Example problem: (I dont have the link as this problem only exists in my school's private judge)
We have an array of n positive intergers and we need to group them into k segments such that each element of the array is in a segment and that all elements in a segment are contigous. The cost of a segment is the sum of the numbers in the segment squared.
We need to minimize the total cost of all the segments.
Example 1, we have n=5 and k=3. Where the array is [1,2,3,4,5]. The optimal answer is by grouping (1+2+3) , (4) and (5) into different segments. The total cost is 6^2 + 4^2 + 5^2 =77.
Example 2, we have n=4, k=2. Where the array is [1,1000000,3,4]. The optimal answer is by grouping (1,1000000) and (3,4) into different segments. The total cost is 1000001^2+7^2=10000200050
Now I asked some people and they said this can be solved by doing the lagrange (or aliens) speedup trick. We shall define a cost C. Then do a convex hull trick where we try to minimize the value of all our segments but we also add C to our cost whenever we make a new segment. Now, if C is INF, then we will only have 1 segment, while if C is 0 we will have n segments. So people claim that we can binary search on C to find some C where there will be K segments existing.

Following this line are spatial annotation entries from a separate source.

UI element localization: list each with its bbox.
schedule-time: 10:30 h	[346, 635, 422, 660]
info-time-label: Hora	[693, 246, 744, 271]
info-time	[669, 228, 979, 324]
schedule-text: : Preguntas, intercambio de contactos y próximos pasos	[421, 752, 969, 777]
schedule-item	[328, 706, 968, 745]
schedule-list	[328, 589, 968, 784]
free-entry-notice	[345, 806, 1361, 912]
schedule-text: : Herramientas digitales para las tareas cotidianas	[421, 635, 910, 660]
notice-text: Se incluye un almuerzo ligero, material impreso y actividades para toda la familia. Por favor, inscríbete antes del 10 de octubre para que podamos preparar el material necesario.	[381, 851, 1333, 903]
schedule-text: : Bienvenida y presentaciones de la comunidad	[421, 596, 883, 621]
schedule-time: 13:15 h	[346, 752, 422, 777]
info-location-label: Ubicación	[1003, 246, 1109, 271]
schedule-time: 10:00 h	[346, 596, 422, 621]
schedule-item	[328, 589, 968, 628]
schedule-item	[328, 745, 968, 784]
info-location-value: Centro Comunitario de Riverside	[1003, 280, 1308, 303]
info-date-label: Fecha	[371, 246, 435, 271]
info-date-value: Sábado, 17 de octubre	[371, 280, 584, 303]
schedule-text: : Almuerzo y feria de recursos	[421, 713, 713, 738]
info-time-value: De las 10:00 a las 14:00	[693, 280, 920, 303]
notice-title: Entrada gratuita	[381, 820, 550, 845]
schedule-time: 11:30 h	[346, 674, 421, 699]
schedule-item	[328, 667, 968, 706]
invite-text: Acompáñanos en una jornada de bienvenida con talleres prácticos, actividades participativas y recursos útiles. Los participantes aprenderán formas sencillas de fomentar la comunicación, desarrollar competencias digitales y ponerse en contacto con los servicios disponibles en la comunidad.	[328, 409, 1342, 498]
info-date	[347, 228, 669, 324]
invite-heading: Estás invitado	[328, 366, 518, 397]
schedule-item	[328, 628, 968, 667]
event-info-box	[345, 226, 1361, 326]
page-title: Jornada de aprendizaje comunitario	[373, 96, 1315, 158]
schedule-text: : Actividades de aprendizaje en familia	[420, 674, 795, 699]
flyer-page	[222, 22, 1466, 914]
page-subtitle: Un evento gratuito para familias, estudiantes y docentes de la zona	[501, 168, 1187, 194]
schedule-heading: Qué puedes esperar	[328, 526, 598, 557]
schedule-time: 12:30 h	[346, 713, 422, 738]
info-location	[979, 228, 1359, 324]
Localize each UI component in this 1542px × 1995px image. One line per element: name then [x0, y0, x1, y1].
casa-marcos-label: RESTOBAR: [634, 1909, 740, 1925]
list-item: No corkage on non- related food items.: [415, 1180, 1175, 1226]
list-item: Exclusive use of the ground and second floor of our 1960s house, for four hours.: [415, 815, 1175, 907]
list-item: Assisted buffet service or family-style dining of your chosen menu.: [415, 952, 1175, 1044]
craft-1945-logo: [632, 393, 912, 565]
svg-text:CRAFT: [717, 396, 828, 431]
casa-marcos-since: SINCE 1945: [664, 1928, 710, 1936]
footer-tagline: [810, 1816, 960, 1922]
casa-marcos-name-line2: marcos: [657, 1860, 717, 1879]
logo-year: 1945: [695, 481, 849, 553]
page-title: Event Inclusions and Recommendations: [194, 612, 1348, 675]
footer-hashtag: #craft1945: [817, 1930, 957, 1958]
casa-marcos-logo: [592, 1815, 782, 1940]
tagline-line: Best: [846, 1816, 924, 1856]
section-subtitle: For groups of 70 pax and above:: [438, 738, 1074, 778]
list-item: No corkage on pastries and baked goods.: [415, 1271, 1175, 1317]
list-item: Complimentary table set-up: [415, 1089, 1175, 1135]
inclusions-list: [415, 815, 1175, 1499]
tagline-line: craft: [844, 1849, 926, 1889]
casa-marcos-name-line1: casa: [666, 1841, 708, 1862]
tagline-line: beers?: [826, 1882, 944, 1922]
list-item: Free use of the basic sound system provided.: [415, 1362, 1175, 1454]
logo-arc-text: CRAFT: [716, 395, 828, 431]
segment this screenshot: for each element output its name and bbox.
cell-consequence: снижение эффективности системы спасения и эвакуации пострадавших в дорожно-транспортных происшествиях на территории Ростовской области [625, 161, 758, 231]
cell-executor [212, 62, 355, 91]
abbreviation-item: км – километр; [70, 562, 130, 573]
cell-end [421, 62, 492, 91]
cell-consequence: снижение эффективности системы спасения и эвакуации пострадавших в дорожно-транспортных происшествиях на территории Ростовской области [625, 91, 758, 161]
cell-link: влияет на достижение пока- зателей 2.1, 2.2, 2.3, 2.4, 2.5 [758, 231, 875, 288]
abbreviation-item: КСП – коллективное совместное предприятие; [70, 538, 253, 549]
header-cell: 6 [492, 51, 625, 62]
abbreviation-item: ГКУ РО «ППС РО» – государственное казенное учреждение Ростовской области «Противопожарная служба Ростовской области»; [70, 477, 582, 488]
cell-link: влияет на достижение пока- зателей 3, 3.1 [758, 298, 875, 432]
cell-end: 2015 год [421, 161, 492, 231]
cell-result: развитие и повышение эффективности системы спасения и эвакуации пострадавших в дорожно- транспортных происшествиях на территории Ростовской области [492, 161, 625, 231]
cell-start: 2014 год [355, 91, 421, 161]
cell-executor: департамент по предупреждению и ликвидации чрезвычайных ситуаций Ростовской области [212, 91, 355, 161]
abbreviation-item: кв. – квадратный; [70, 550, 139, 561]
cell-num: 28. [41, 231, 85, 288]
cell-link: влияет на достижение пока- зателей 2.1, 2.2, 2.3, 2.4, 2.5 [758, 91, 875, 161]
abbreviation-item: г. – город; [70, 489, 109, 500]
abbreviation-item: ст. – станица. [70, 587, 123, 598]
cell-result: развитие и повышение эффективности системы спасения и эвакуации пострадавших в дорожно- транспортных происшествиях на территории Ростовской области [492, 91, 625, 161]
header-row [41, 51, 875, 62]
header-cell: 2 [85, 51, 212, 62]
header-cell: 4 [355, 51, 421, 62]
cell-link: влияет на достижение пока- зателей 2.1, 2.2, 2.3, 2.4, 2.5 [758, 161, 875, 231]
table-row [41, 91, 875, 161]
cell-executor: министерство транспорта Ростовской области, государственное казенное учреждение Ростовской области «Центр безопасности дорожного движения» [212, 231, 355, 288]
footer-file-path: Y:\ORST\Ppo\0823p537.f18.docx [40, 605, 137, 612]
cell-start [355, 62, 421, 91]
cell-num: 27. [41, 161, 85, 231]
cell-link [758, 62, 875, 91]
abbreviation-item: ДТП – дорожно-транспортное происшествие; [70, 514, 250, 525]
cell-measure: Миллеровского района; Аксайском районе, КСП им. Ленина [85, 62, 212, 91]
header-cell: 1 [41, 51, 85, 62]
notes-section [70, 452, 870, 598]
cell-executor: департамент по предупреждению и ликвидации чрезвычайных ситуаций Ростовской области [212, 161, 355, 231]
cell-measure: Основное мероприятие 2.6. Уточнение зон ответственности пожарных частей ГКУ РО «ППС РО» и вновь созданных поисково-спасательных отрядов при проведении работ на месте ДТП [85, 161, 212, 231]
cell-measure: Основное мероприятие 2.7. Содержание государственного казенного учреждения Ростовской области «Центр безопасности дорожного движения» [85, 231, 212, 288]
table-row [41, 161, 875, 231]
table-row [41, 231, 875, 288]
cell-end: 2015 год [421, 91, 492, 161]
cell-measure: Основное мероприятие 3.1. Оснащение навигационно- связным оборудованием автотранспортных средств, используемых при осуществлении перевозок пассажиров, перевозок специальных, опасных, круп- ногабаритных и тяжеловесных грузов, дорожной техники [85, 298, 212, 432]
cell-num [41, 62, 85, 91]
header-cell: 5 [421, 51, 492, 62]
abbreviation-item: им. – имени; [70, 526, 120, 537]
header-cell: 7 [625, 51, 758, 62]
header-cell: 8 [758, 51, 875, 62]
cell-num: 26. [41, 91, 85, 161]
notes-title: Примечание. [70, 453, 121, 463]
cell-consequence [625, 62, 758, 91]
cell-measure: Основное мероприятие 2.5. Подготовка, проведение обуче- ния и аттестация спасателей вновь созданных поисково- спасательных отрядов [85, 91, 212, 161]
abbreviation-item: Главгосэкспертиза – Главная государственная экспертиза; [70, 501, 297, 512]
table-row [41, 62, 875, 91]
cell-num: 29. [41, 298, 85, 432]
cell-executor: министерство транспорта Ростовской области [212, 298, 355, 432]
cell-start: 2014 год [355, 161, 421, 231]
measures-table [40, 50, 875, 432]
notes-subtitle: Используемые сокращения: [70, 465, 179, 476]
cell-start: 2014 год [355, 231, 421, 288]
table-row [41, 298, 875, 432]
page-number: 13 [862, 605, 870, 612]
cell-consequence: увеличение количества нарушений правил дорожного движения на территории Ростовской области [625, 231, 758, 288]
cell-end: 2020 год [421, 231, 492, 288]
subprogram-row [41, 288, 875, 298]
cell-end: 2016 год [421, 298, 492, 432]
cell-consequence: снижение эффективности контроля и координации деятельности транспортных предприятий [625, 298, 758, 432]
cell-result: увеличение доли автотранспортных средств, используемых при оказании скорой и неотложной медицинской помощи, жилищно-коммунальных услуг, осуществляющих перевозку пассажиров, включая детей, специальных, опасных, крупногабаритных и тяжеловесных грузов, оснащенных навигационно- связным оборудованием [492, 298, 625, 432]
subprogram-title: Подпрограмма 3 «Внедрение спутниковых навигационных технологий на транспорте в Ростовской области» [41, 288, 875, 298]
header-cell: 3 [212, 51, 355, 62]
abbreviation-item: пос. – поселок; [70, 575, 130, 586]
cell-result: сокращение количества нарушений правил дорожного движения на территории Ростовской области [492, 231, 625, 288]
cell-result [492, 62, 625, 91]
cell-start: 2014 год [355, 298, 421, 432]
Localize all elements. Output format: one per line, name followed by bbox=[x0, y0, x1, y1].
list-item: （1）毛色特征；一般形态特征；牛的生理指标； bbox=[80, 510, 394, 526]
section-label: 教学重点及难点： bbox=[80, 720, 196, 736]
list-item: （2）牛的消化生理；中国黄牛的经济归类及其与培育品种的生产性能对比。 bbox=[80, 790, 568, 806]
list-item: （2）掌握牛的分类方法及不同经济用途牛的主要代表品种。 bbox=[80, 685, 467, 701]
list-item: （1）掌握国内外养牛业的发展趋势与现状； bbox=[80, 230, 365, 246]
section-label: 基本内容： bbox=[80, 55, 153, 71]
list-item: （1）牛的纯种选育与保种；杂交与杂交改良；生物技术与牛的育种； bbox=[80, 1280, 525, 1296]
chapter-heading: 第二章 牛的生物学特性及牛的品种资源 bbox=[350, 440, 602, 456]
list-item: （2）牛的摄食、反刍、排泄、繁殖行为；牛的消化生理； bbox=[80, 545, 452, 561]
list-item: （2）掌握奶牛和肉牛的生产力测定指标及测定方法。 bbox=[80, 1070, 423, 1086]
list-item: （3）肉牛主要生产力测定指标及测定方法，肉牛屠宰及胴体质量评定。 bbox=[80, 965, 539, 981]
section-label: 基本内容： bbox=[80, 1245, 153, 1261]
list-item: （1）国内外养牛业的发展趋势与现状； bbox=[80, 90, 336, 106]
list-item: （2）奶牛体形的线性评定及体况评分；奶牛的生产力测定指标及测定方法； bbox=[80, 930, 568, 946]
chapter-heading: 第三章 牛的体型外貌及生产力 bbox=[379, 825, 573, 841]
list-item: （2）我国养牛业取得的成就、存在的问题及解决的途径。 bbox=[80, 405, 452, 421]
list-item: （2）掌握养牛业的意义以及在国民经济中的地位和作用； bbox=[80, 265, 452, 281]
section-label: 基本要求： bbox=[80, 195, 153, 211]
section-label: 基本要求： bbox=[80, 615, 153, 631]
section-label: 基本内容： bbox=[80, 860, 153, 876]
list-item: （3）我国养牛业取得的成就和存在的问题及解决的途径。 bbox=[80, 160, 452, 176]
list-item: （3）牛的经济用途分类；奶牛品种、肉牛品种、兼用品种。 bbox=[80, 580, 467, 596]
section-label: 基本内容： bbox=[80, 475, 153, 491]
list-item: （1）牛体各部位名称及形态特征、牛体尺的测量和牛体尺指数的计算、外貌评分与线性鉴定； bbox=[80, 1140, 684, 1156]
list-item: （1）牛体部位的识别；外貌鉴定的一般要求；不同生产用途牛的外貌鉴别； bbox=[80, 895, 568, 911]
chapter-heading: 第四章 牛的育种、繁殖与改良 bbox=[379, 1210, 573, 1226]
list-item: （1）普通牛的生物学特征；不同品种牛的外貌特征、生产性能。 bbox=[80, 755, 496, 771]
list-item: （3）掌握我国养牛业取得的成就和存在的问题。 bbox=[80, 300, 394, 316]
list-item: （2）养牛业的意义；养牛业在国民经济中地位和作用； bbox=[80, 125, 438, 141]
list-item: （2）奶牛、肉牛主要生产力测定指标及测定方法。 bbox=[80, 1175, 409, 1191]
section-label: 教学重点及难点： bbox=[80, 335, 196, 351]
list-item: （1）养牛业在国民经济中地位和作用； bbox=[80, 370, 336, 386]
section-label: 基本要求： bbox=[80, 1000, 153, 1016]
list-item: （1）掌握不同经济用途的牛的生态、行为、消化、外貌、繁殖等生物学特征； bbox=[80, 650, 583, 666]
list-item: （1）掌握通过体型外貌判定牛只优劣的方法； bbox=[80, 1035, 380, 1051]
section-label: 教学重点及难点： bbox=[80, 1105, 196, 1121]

This allowed me to AC the problem, but my solution was not always correct as the test cases were weak. I thought of this test case: n=4, k=3. Where is array is [1,1,1,1] Now, when C is 2, we get 4 segments. But when C is 3, we get 2 segments only. Therefore when I ran my code against this case my code printed 8, even though the answer was (1+1)^2+1^2+1^2=6.
So I think I need someway to iterpolate the lagrange speedup trick. Anyone can help? My code is here.
For my code, the input format is:
n k
a1 a2 a3 a3... an
Where ai is the ith element in the array.